Rolety rzymskie – z jakiej tkaniny uszyć roletę rzymską
Rolety rzymskie można szyć z takich samych tkanin jak zasłony. Sprawdzi się zarówno wizualnie ciężki welur, jak i welwet, a także lżejsze tkaniny – np. bawełniane. W sypialni można powiesić roletę z tkaniny zaciemniającej blackout, która nie tylko odetnie całkowicie dopływ promieni słonecznych, ale też częściowo odizoluje pomieszczenie od dobiegających zza okna dźwięków.
Jeśli chodzi o wzory i kolory, to trzeba się trzymać motywu przewodniego, w jakim urządzone jest wnętrze. Wizualnie ciężkie rolety lepiej sprawdzą się we wnętrzach w stylu glamour. Styl skandynawski stawia raczej na lekkość i tu lepiej sięgnąć po tkaniny blackout lub bawełnę.

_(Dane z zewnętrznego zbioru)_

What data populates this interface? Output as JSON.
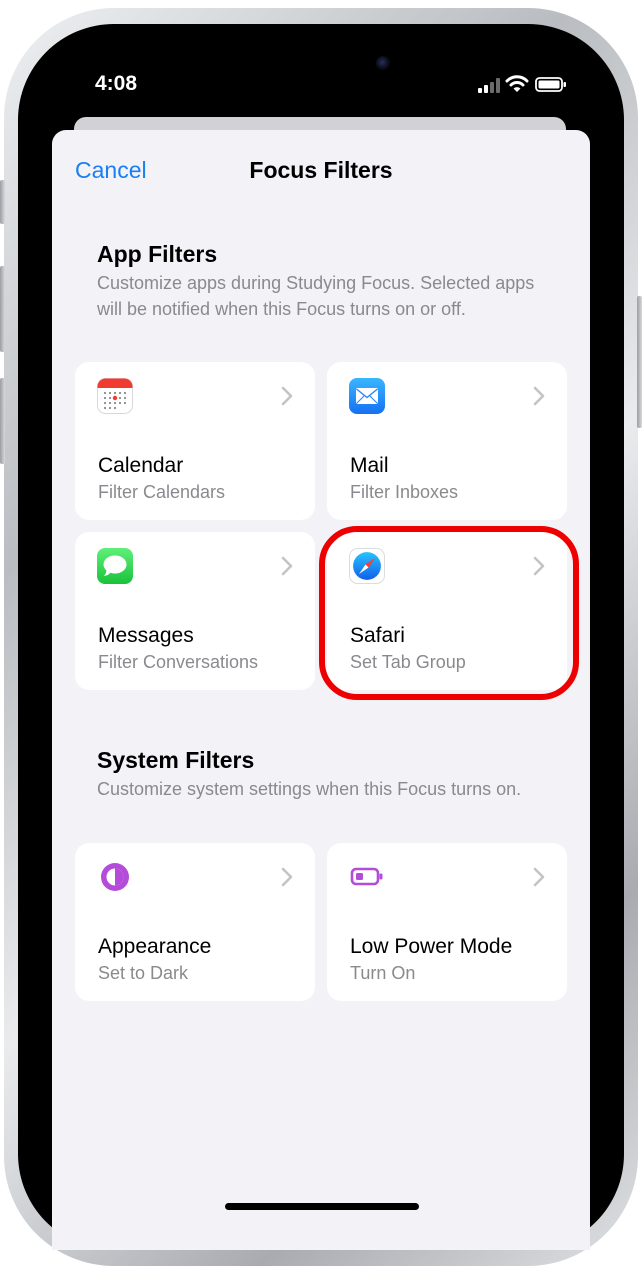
{
  "status_bar": {
    "time": "4:08"
  },
  "nav": {
    "cancel_label": "Cancel",
    "title": "Focus Filters"
  },
  "app_filters": {
    "title": "App Filters",
    "description": "Customize apps during Studying  Focus. Selected apps will be notified when this Focus turns on or off.",
    "items": [
      {
        "name": "Calendar",
        "subtitle": "Filter Calendars",
        "icon": "calendar-icon"
      },
      {
        "name": "Mail",
        "subtitle": "Filter Inboxes",
        "icon": "mail-icon"
      },
      {
        "name": "Messages",
        "subtitle": "Filter Conversations",
        "icon": "messages-icon"
      },
      {
        "name": "Safari",
        "subtitle": "Set Tab Group",
        "icon": "safari-icon"
      }
    ]
  },
  "system_filters": {
    "title": "System Filters",
    "description": "Customize system settings when this Focus turns on.",
    "items": [
      {
        "name": "Appearance",
        "subtitle": "Set to Dark",
        "icon": "appearance-icon"
      },
      {
        "name": "Low Power Mode",
        "subtitle": "Turn On",
        "icon": "battery-icon"
      }
    ]
  },
  "colors": {
    "accent": "#1a7ef5",
    "highlight": "#ee0000",
    "background": "#f2f2f7",
    "secondary_text": "#8a8a8e",
    "system_icon": "#b44cd9"
  }
}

Rolety rzymskie – czym się różnią od klasycznych
Klasyczna roleta jest nawijana na rolkę zamontowaną w górnej części ramy okiennej lub framugi. Po zwinięciu jest praktycznie niewidoczna, zwłaszcza gdy rolka okryta jest kasetą maskującą. Po rozwinięciu jest gładką, panelową osłoną okna. Trzeba o nią dbać i regularnie ją czyścić, bo tradycyjnej rolety nie da się zdemontować do prania.
Roleta rzymska przypomina nieco zasłonę. Różnica tkwi przede wszystkim w sposobie zasłaniania. O ile zasłony przesuwa się na boki, to roletę rzymską zasłania się z góry na dół. Po podciągnięciu do góry wygląda jak zwinięta falbana i stanowi ciekawą dekorację okna. Opuszczona przypomina nieco zasłonę, ale widać na niej wyraźnie poziome paski – miejsca, w których kryją się pręty podtrzymujące roletę i umożliwiające jej składanie. Bardzo często wykończenie rolety stanowi obfita falbana lub frędzle.
Roletę rzymską można bez problemu zdjąć i uprać w pralce.
Rolety rzymskie – sposób na szybką metamorfozę wnętrza
Możliwość zdjęcia rolety rzymskiej do prania pozostawia tak naprawdę bardzo duże pole manewru do zmian aranżacji wnętrza. Nic nie stoi na przeszkodzie, by mieć kilka różnych rolet i wieszać je zamiennie w zależności od aktualnie wybranej kolorystyki salonu czy sypialni. To niezaprzeczalna zaleta i wyróżnik – tego zabiegu nie da się przeprowadzić w przypadku tradycyjnych rolet.
Jeśli lubimy eksperymentować, warto kupić kilka rolet w różnych kolorach i wzorach, nawet tych, które pozornie nie pasują do innych dekoracji. Być może staną się inspiracją do rewolucyjnej zmiany w wyglądzie domu.